Contrary to existing guidelines, addition of HbA1c levels to traditional CVD risk factors did not lead to meaningful improvement in CVD risk prediction among non-diabetics in this large, multicenter prospective study.

  • Emerging Risk Factors Collaboration,  Di Angelantonio E, Gao P, et al. Glycated hemoglobin measurement and prediction of cardiovascular disease. JAMA. Mar 26 2014;311(12):1225-1233

Summarized by Steven M. Bradley and Supriya Shore

 

Warfarin for atrial fibrillation in patients with chronic kidney disease – does the thromboembolic benefit outweigh the bleeding risk?

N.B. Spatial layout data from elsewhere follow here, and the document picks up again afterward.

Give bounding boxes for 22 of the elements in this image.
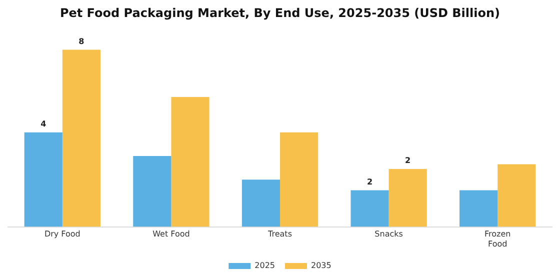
bar [62,50,100,227]
x-tick-label: Snacks [374,230,403,239]
data-label: 4 [40,119,47,128]
bar [388,168,427,227]
legend-label: 2035 [311,261,332,270]
bar [242,180,280,227]
bar [24,132,62,227]
x-tick-label: Dry Food [44,230,80,239]
bar [280,132,318,227]
bar [498,164,536,227]
x-tick-label: Frozen Food [484,230,511,248]
bar [171,97,210,227]
data-label: 2 [405,156,411,166]
chart-title: Pet Food Packaging Market, By End Use, 2025-2035 (USD Billion) [58,5,502,22]
x-tick-label: Wet Food [152,230,190,239]
data-label: 8 [78,36,85,46]
bar [133,156,172,227]
data-label: 2 [366,177,373,186]
x-tick-label: Treats [267,230,292,239]
bar [460,190,498,227]
bar [350,190,389,227]
legend-label: 2025 [254,261,275,270]
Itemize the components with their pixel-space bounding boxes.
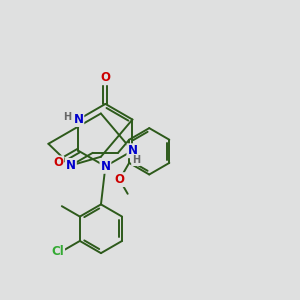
Text: H: H — [132, 155, 140, 165]
Text: O: O — [53, 156, 63, 170]
Text: N: N — [66, 159, 76, 172]
Text: N: N — [128, 144, 137, 157]
Text: N: N — [74, 113, 83, 126]
Text: O: O — [100, 71, 110, 84]
Text: Cl: Cl — [51, 245, 64, 258]
Text: H: H — [63, 112, 71, 122]
Text: O: O — [115, 173, 124, 186]
Text: N: N — [100, 160, 110, 173]
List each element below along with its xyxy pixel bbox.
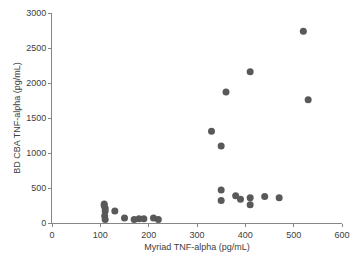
svg-text:1000: 1000	[26, 148, 46, 158]
svg-text:Myriad TNF-alpha (pg/mL): Myriad TNF-alpha (pg/mL)	[144, 242, 249, 252]
svg-text:1500: 1500	[26, 113, 46, 123]
svg-text:600: 600	[334, 230, 349, 240]
svg-text:2500: 2500	[26, 43, 46, 53]
svg-text:100: 100	[93, 230, 108, 240]
svg-text:300: 300	[189, 230, 204, 240]
svg-text:500: 500	[31, 183, 46, 193]
svg-text:3000: 3000	[26, 8, 46, 18]
svg-text:400: 400	[238, 230, 253, 240]
svg-text:BD CBA TNF-alpha (pg/mL): BD CBA TNF-alpha (pg/mL)	[12, 62, 22, 173]
svg-text:0: 0	[41, 218, 46, 228]
svg-text:0: 0	[49, 230, 54, 240]
svg-text:500: 500	[286, 230, 301, 240]
svg-text:2000: 2000	[26, 78, 46, 88]
svg-text:200: 200	[141, 230, 156, 240]
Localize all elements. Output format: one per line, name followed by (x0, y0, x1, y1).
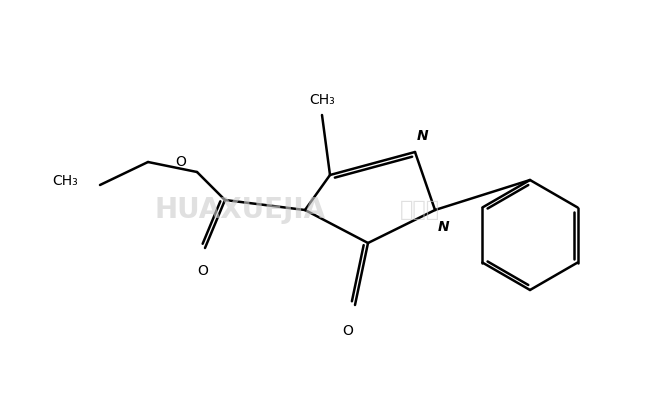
Text: O: O (198, 264, 208, 278)
Text: HUAXUEJIA: HUAXUEJIA (154, 196, 325, 224)
Text: O: O (343, 324, 353, 338)
Text: N: N (417, 129, 429, 143)
Text: 化学加: 化学加 (400, 200, 440, 220)
Text: CH₃: CH₃ (52, 174, 78, 188)
Text: O: O (175, 155, 186, 169)
Text: N: N (438, 220, 450, 234)
Text: CH₃: CH₃ (309, 93, 335, 107)
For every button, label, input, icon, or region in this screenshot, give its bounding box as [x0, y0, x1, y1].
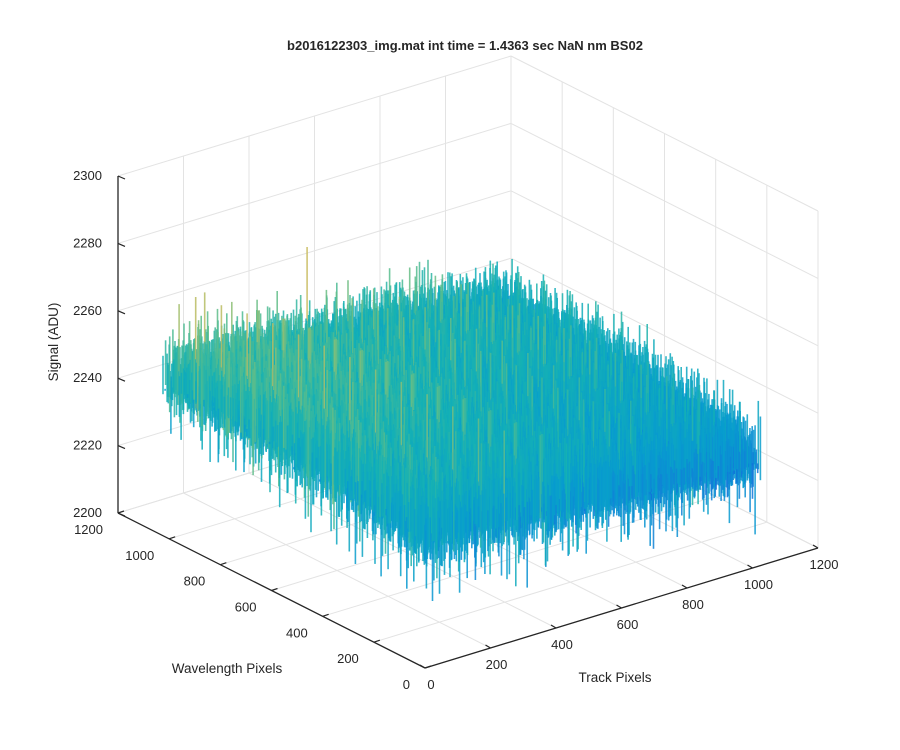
- gridline-y-floor: [373, 521, 767, 643]
- surface-mesh: [162, 247, 762, 601]
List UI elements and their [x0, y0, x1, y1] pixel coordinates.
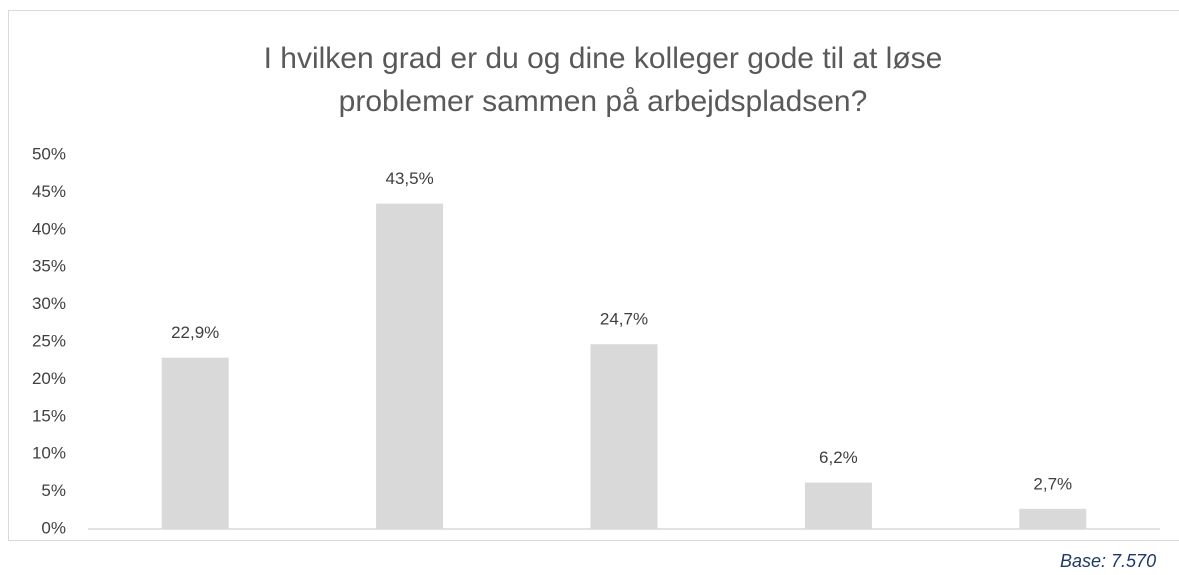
y-tick-label: 40%	[32, 219, 66, 238]
y-tick-label: 35%	[32, 257, 66, 276]
y-tick-label: 45%	[32, 182, 66, 201]
data-label: 43,5%	[385, 169, 433, 188]
y-tick-label: 25%	[32, 331, 66, 350]
bar	[1019, 508, 1087, 529]
y-tick-label: 30%	[32, 294, 66, 313]
data-label: 2,7%	[1033, 474, 1072, 493]
y-tick-label: 15%	[32, 406, 66, 425]
data-label: 24,7%	[600, 310, 648, 329]
y-tick-label: 0%	[41, 518, 66, 537]
bar	[376, 203, 444, 529]
annotation: Base: 7.570	[1060, 551, 1156, 571]
bar	[161, 357, 229, 529]
y-tick-label: 20%	[32, 369, 66, 388]
bar	[590, 344, 658, 529]
y-tick-label: 10%	[32, 444, 66, 463]
footer-background	[0, 541, 1179, 575]
y-tick-label: 5%	[41, 481, 66, 500]
bar	[804, 482, 872, 529]
chart-title: I hvilken grad er du og dine kolleger go…	[264, 42, 943, 75]
data-label: 6,2%	[819, 448, 858, 467]
chart-title: problemer sammen på arbejdspladsen?	[339, 85, 868, 118]
y-tick-label: 50%	[32, 144, 66, 163]
data-label: 22,9%	[171, 323, 219, 342]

8 Jun, 14 | by Alistair Lindsay

Chronic kidney disease (CKD) predisposes to high risks for both thrombo-embolism and bleeding. As a result, understanding the risk-benefit profile for use of anticoagulation therapies among CKD patients with atrial fibrillation is important to optimize patient outcomes. However, clinical trials evaluating efficacy and safety of anti-coagulants for atrial fibrillation generally exclude CKD patients and observational studies have had conflicting results. Accordingly, this prospective cohort study of 24,317 atrial fibrillation patients admitted with myocardial infarction in Sweden examined the association between warfarin therapy and patient outcomes by stage of CKD. Warfarin was prescribed in 21.8% patients and CKD (estimated glomerular filtration rate [eGFR] < 60 mL/min/1.73m2) was present in 51.7%. Compared with patients not treated with warfarin, the risk-adjusted composite outcome of death, myocardial infarction, or ischemic stroke was lower at 1 year of follow-up among patients treated with warfarin, regardless of CKD class. This reduction in thromboembolic events was not offset by an increased risk of bleeding events.

Conclusions

This study confirms the benefit of warfarin for thromboembolic risk protection in patients with CKD and atrial fibrillation. However, given that warfarin is known to increase bleeding risk, the lack of apparent bleeding risk with warfarin therapy in this study raises concerns that baseline bleeding risk was markedly lower among patients treated with warfarin. Given the increasing prevalence of both CKD and atrial fibrillation, a better understanding of the risk-benefit profile of anticoagulation in these high risk patients is needed.

  • Carrero JJ, Evans M, Szummer K, et al. Warfarin, kidney dysfunction, and outcomes following acute myocardial infarction in patients with atrial fibrillation. JAMA. Mar 5 2014;311(9):919-928.